2. Filsafat ilmu murni, yaitu bentuk kajian filsafat ilmu yang dilakukan dengan menelaah secara kritis dan eksploratif terhadap materi kefilsafatan, membuka cakrawala terhadap kemungkinan berkembangnya pengetahuan normatif yang baru. Bila filsafat ilmu terapan berangkat dari ilmu khusus menuju kajian filosofis, filsafat ilmu murni mengambil arah sebaliknya, yaitu berangkat dari kajian filosifis terhadap asumsi-asumsi dasar yang ada dalam ilmu, misalnya terkait dengan anggapan dasar tentang “realitas” dalam ilmu-ilmu khusus dan konsekuensinya pada pemahaman terhadap “realitas” secara keseluruhan.
B. Hubungan filsafat ilmu dengan epistemologi
Filsafat ilmu secara sistematis merupakan cabang dari rumpun kajian epistemologi. Epistemologi sendiri mempunyai dua cabang yaitu filsafat pengetahuan (theories of knowledge) dan filsafat ilmu (theory of science). Objek material filsafat pengetahuan yaitu gejala pengetahuan, sedang objek material filsafat ilmu yaitu mempelajari gejala-gejala ilmu menurut sebab terpokok. Dalam epistemologi yang dibahas adalah objek pengetahuan, sumber dan alat untuk memperoleh alat pengetahuan, kesadaran dan metode, validitas pengetahuan, dan kebenaran pengetahuan (Verhak dan Haryono, 1989: 3). Dalam (Tim Dosen Filsafat Ilmu Fakultas Filsafat UGM, 2007: 46).

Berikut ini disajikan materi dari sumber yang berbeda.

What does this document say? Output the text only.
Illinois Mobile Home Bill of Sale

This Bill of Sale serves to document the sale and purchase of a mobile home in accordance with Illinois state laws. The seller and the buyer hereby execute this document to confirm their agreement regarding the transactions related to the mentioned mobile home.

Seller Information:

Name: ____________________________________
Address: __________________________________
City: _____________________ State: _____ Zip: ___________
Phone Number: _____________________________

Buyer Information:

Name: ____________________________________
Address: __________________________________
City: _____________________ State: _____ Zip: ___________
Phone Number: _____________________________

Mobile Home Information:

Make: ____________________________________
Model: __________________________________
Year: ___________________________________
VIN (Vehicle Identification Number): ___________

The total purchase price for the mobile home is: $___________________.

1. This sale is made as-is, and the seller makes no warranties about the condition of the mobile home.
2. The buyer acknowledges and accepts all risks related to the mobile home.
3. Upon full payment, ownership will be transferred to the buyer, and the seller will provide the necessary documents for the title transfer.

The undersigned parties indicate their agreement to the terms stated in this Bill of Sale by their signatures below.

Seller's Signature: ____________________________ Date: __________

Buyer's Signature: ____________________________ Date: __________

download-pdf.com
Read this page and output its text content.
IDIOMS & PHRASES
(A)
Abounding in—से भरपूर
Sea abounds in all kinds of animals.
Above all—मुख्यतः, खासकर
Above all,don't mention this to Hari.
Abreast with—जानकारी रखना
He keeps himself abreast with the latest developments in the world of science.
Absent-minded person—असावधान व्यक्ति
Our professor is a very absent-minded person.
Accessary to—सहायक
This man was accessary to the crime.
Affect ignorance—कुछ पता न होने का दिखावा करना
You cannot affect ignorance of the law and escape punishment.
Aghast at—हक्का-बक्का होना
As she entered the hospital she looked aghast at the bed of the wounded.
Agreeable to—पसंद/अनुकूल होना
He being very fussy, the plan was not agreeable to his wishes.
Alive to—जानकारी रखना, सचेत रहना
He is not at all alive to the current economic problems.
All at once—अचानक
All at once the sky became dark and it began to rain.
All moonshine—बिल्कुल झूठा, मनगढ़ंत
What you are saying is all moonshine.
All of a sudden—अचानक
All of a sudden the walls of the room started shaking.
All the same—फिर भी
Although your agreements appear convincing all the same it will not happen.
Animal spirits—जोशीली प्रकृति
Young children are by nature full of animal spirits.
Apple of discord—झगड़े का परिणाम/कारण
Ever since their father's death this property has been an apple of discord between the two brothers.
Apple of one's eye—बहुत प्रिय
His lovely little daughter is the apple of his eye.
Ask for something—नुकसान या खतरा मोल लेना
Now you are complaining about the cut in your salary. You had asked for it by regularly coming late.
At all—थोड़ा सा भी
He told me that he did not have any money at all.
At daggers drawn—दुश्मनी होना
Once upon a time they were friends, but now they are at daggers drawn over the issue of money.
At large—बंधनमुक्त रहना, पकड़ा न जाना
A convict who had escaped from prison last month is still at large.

Ilmu merupakan pengetahuan yang diatur secara sistematis dan langkah-langkah pencapaiannya dipertanggungjawabkan secara teoritis. Filsafat pengetahuan memeriksa sebab-musabab pengetahuan dengan bertitik tolak pada gejala pengetahuan dalam kehidupan sehari-hari. Filsafat pengetahuan menggali kebenaran, kapasitas dan tahap-tahapnya, objektivitasnya, abstraksi, intuisi, asal pengetahuan dan arah pengetahuan. Yang membedakan ilmu dari pengetahuan adalah metode ilmiah. (Verhak dan Haryono, 1989: 3). Dalam (Tim Dosen Filsafat Ilmu Fakultas Filsafat UGM, 2007: 46) (Verhak dan Haryono, 1989: 12). Dalam (Tim Dosen Filsafat Ilmu Fakultas Filsafat UGM, 2007: 46).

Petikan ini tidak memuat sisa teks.